The Enforcement Challenge
Vehicle-mounted sign enforcement is tricky because the sign owner can argue the vehicle is legitimately parked. Moving the vehicle periodically — even just a few metres — can reset a duration-based restriction. A vehicle that is registered and plated has a legal right to park on private property.
Enforcement typically requires the bylaw officer to document the vehicle's location over multiple visits to establish that it is stationary and that its primary purpose is sign display rather than transportation. This takes time and multiple site visits, which is why vehicle sign enforcement is lower-priority than more straightforward violations.

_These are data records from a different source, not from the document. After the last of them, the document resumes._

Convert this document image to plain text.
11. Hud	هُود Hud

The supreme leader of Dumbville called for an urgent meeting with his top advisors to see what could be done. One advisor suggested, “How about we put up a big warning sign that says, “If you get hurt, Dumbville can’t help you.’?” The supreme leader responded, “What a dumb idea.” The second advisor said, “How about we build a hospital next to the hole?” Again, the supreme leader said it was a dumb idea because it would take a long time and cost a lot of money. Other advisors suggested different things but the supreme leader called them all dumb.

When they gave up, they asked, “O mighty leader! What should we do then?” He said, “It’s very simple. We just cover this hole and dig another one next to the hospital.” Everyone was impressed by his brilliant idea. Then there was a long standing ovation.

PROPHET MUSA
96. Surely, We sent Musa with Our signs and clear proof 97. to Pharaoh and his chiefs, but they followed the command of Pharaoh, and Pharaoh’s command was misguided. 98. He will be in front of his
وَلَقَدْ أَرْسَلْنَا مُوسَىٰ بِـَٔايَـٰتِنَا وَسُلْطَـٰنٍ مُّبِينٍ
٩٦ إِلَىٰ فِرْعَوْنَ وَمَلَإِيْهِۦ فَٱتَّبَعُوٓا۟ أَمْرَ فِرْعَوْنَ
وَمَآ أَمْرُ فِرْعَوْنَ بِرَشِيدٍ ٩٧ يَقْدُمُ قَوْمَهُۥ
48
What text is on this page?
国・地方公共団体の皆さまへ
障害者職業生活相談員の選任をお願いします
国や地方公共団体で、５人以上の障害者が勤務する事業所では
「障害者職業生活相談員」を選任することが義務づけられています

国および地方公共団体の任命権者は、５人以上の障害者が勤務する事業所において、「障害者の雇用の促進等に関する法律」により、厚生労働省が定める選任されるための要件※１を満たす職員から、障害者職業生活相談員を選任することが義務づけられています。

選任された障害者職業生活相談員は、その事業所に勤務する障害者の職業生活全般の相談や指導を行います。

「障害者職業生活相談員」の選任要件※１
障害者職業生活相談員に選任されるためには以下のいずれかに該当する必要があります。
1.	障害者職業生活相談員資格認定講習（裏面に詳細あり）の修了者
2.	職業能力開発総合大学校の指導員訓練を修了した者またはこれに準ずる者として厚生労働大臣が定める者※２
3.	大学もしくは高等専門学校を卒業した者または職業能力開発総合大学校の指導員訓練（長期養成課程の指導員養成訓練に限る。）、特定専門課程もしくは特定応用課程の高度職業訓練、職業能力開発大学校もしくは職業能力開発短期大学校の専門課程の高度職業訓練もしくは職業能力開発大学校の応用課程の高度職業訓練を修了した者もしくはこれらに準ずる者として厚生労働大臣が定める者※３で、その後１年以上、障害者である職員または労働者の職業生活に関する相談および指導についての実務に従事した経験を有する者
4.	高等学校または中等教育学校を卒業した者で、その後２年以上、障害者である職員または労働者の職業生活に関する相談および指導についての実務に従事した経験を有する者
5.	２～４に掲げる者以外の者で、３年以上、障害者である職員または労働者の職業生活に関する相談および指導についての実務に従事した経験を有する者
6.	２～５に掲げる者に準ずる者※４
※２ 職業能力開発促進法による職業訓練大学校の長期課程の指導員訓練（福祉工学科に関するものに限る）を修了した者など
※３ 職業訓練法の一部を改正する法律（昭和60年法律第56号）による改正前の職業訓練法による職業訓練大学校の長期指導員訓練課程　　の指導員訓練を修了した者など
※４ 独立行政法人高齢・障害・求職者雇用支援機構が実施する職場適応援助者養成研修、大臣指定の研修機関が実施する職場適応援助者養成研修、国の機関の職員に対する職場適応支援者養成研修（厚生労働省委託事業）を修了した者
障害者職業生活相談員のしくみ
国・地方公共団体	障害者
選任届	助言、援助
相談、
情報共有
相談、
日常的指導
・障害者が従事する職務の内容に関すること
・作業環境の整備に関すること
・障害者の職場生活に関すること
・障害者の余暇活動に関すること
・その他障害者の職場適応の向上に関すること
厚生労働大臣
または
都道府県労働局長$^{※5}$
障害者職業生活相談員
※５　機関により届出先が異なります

The most effective enforcement happens when there are additional violations — an unregistered vehicle, a vehicle on a public road violating parking bylaws, or advertising signs that exceed the size limits for the zoning category. These give the municipality additional enforcement tools beyond the sign bylaw alone.
Common Scenarios
The permanently parked trailer. A flat-deck trailer at the edge of a commercial parking lot with advertising panels on both sides. No hitch, no plates, clearly not going anywhere. This is the clearest case of a vehicle being used as a sign, and most bylaws classify it as such.
The food truck that is actually a sign. A decommissioned vehicle wrapped in advertising, parked on a commercial property, and used to attract attention to the business. If the vehicle is not serving food, it is a sign.
The landscaping trailer. A landscaping company parks its enclosed trailer — with full company branding — in a prominent spot on its commercial property. The trailer is used on job sites during the week but sits in the visible parking spot on weekends. This is a grey area: the trailer has a legitimate transportation purpose, but its weekend parking spot is chosen for advertising value.
If you are considering using a vehicle as a sign, check your municipal bylaw's definition of "sign" and any specific vehicle sign provisions. If your primary purpose is advertising rather than transportation, the vehicle is almost certainly regulated as a sign and may need a permit.